13/03/2010 da yazmış.Buyrun okuyun... http://www.taraf.com.tr/haber/basbakana-ve-bulent-arinca-acik-mektup.htm

4-yüzleş kurtul veya kabul etmekle soykırımcı millet olmuyorsunuz,sadece ittihatçı katiller yaptı diyeceksiniz okadar mealindeki yorumlar bir çok kişinin aklına yatmış görnüyor. Bu argüman, aynı ağızların seslendirdiği “Türkler geçmişinden korkuyor” tespiti ile çelişiyor. bir ülkenin inanmadığı bir suçu “expediency” için kabule zorlanması gibi ahlaki zafiyeti ve “yüzleşmenin” hukuki, siyasi ve maddi faturası gibi en azından şimdilik es geçilen boyutları var. Mesela, Ermenistan ve Ermeni diasporasının İsrail ve Yahudi diasporasının Holokost mağduru statüsünden sağladığı getiriler peşinde olduğu fikrinde olan sadece benmiyim.

alper dedi ki...

Bu bir alternatif yorumdur sizinki gibi.hamaset, milliyetçi refleks, kendisinde korkma, kafayı kuma gömme gibi yaftalar ile marjinalize etmeyin.Düşünmek taraf olmak olabilir ama taraf olmak adil olmak kadar güçlü bir edem değildir.

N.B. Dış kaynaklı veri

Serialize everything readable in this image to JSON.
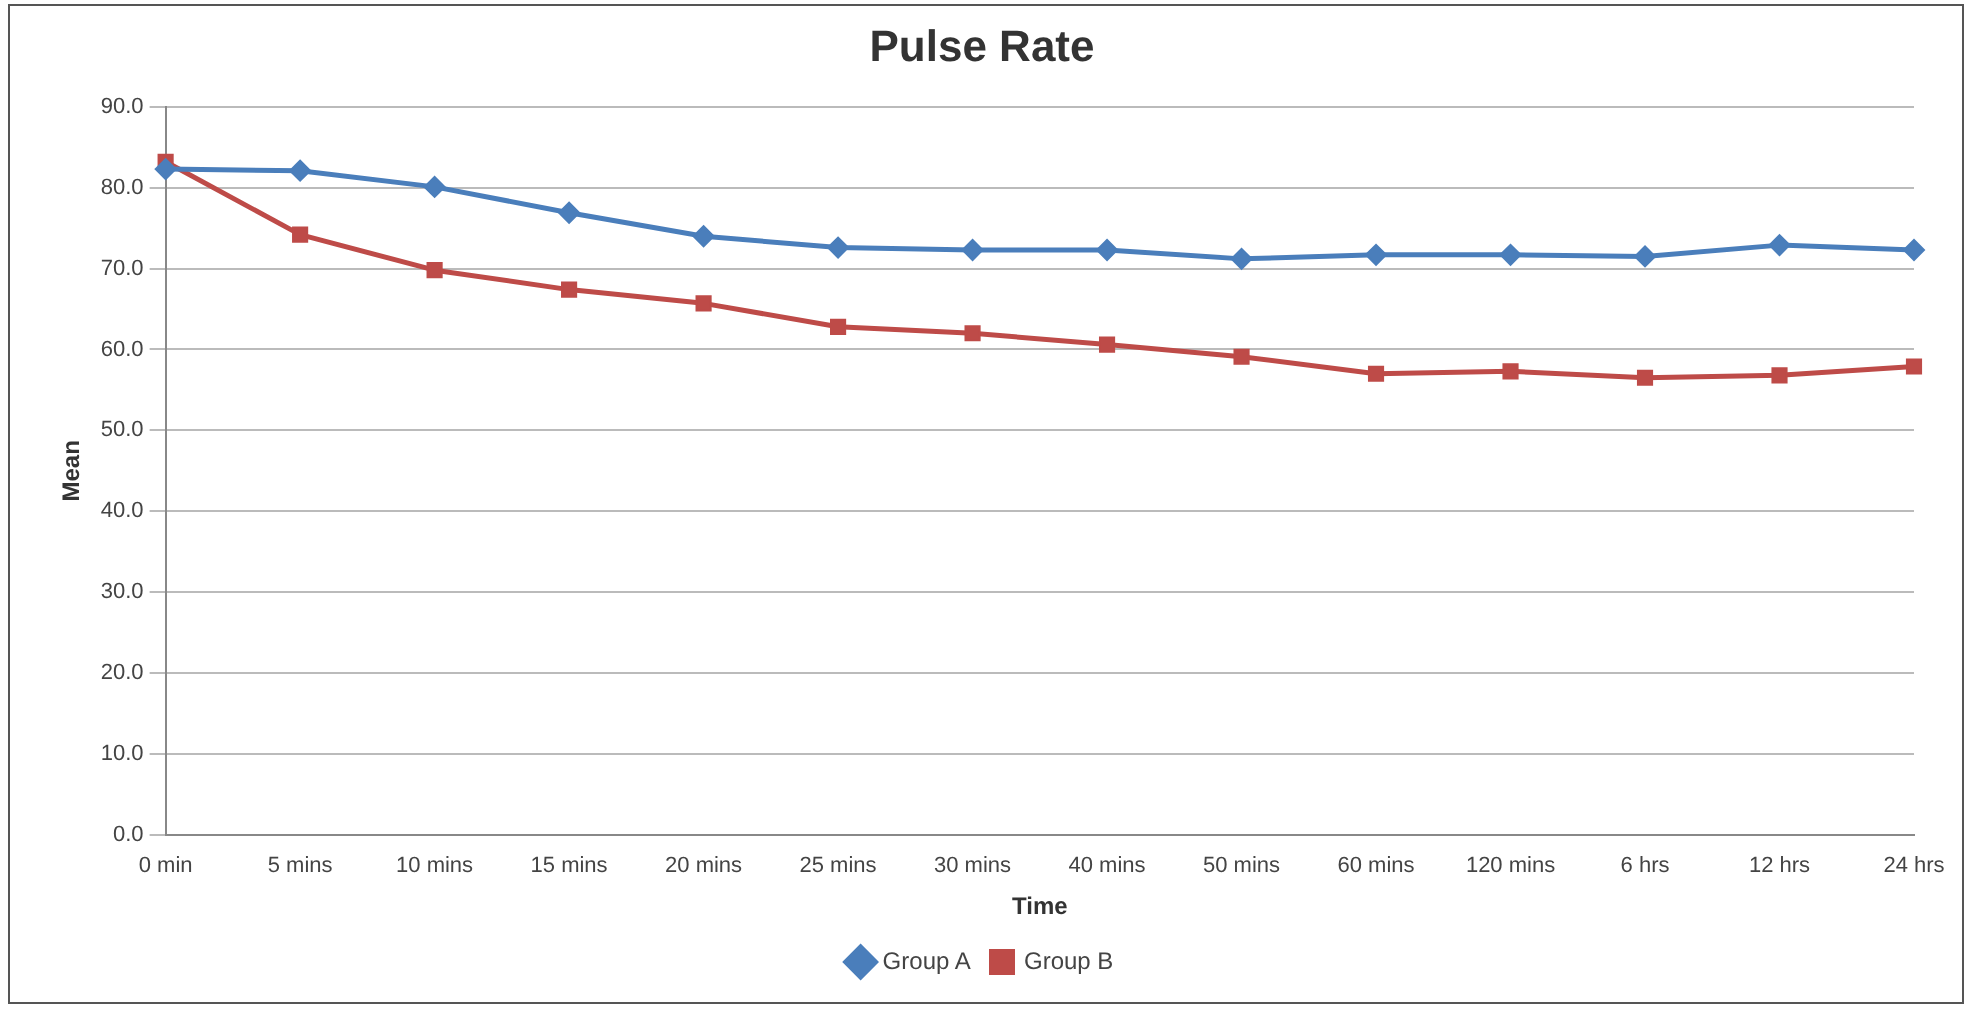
{
  "chart_data": {
    "type": "line",
    "title": "Pulse Rate",
    "xlabel": "Time",
    "ylabel": "Mean",
    "categories": [
      "0 min",
      "5 mins",
      "10 mins",
      "15 mins",
      "20 mins",
      "25 mins",
      "30 mins",
      "40 mins",
      "50 mins",
      "60 mins",
      "120 mins",
      "6 hrs",
      "12 hrs",
      "24 hrs"
    ],
    "series": [
      {
        "name": "Group A",
        "color": "#4a7ebb",
        "marker": "diamond",
        "values": [
          82.3,
          82.1,
          80.1,
          76.9,
          74.0,
          72.6,
          72.3,
          72.3,
          71.2,
          71.7,
          71.7,
          71.5,
          72.9,
          72.3
        ]
      },
      {
        "name": "Group B",
        "color": "#be4b48",
        "marker": "square",
        "values": [
          83.2,
          74.2,
          69.8,
          67.4,
          65.7,
          62.8,
          62.0,
          60.6,
          59.1,
          57.0,
          57.3,
          56.5,
          56.8,
          57.9
        ]
      }
    ],
    "ylim": [
      0,
      90
    ],
    "yticks": [
      {
        "value": 0,
        "label": "0.0"
      },
      {
        "value": 10,
        "label": "10.0"
      },
      {
        "value": 20,
        "label": "20.0"
      },
      {
        "value": 30,
        "label": "30.0"
      },
      {
        "value": 40,
        "label": "40.0"
      },
      {
        "value": 50,
        "label": "50.0"
      },
      {
        "value": 60,
        "label": "60.0"
      },
      {
        "value": 70,
        "label": "70.0"
      },
      {
        "value": 80,
        "label": "80.0"
      },
      {
        "value": 90,
        "label": "90.0"
      }
    ],
    "grid": "y",
    "legend": "bottom",
    "line_style": "solid"
  }
}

Shelbyl sevdiğim takip ettiğim bir kişisin.Kanaatimce senin vicdanında entellektüel derinliğinde yüksek perdeden muhalif, ezberbozan, populist olmayan, evrenselci, sosyalist, liberal vs maskesi ile dünya iktidarının tezlerini yutturan bir çok köşe yazarından daha iyi.Gavurun “manufactured complexity” (imalat karmaşıklık) dediği lüzümsuz soyutlaştırma, sofistikeleştirme, mugalata da yok, kasıtlı muğlaklaştırma da yok sende.Sarih ve sahih akıl ve vicdan var.Bu yüzden yaptığım gevezelikler için mazur görnmen dileğiyle.

semioticus (shelbyl) dedi ki...

Estagfurullah, seninle diyaloglar guzel oluyor. -Kendin de dedigin gibi- pesin fikirlisin, tutarlilik cabasi olan bir pesin fikirlilik, yani fikirlerin bir temeli var, salt inanis degil uzerine dusunulmus, okunmus belli ki. Bence yanlis sonuclara varilmis sadece :P

Kafa sisirmek denmez ona, arada "heated debate" iyidir.